Cabaret: Bringing Broadway Back

Students+at+Westside+got+the+opportunity+to+audition+for+a+solo+with+a+song+from+a+musical+of+their+choice+at+our+school%E2%80%99s+performance%2C+Cabaret%3A+Broadway+Is+Back.

Tanatswa Chivero

Students at Westside got the opportunity to audition for a solo with a song from a musical of their choice at our school’s performance, Cabaret: Broadway Is Back.

Broadway came back to Westside High School on Sunday, Nov. 7 for Cabaret. Soloists got the opportunity to showcase their singing abilities by performing a song from a musical of their choice. All of the choirs also prepared songs from well-known musicals like ‘Mamma Mia’ and ‘The Wiz’ to showcase to the audience. 

At the end of October, all students enrolled in choir had the chance to audition for a solo spot in Cabaret. 

Senior Jenna Liakos explained what song she chose and why she connected with it.

“I sang Alyssa Greene from ‘The Prom,’” Liakos said. “I worked on that song during my private voice lessons at SNJ Studios, and it’s just kind of a song I connect with about fighting against personal struggles and feeling like you have to be perfect all the time. I just really like the music of it; it’s a fun song.” 

Liakos explained that she prepared for the big night by working with Accompanist Denise Millard.

“I had Mrs. Millard play the piano for me so I made sure I went in with her, and worked on lining up with the music [so] we didn’t get off kilter,” Liakos said. “I also learned more about [Greene], like looking more into the musical since the theme was Broadway, just so I could figure out more about Alyssa Greene herself.”

On stage, Liakos said she wasn’t nervous to perform because she knew the people that attended Cabaret were there to hear everybody’s solos.
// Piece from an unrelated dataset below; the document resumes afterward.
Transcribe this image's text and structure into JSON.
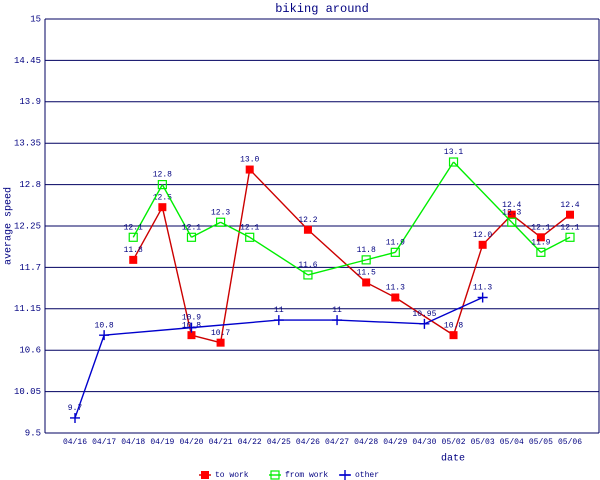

“I know a lot of people feel really nervous when they’re singing by themselves,” Liakos said, “but I think I realized there was no reason to be nervous when I was up there. All those people wanted to be there to hear us sing, so they weren’t going to judge when they wanted to hear you in the first place.”

“I know a lot of people feel really nervous when they’re singing by themselves,” Liakos said, “but I think I realized there was no reason to be nervous when I was up there. All those people wanted to be there to hear us sing, so they weren’t going to judge when they wanted to hear you in the first place.

I know a lot of people feel really nervous when they’re singing by themselves, but I think I realized there was no reason to be nervous when I was up there. All those people wanted to be there to hear us sing, so they weren’t going to judge when they wanted to hear you in the first place.”

— Jenna Liakos

Vocal Music Instructor Doran Johnson organized and conducted some of the songs that were performed that night. He explained how this year’s Cabaret was different from last year’s performance during COVID-19.

“The performance was kind of a restart of Cabaret since last year we did it in a different format,” Johnson said. “We only had one live group on stage last year, so it was exciting to get all of the groups back together performing live, we didn’t socially distance the audience so it felt a lot closer to normal.”

Johnson also explained how the set up of the stage looked different from past years, and how they ran into several challenges in the process of making the best decisions for the performances.

“I always like the solos, and I like the way the audience and especially their peers respond to those solo moments,” Johnson said. “I also love seeing people audition for those spots and get them and then have their moment in the spotlight [with] their friends there supporting them. It feels like a big pep rally for our talent.” 

“We tried to think of ways to be as safe as possible, and in the past we really piled a lot of bodies on the stage,” Johnson said. “This year, our choirs are a little smaller, so that gave us more space and we went with a different set up at the beginning. At the time it was sort of a logistical challenge, how to safely get everyone on stage. We thought of having the choirs sit in the audience rather than sit on the stage at all times, so that was sort of the piece we wanted to think through. It did present challenges, but also gave an opportunity for us to rethink how we do things.”

The most rewarding part of the night for Johnson was seeing the response that the soloists’ peers had during their performances. They all supported each other during their moments in the spotlight.

“I always like the solos, and I like the way the audience and especially their peers respond to those solo moments,” Johnson said. “I also love seeing people audition for those spots and get them and then have their moment in the spotlight [with] their friends there supporting them. It feels like a big pep rally for our talent.”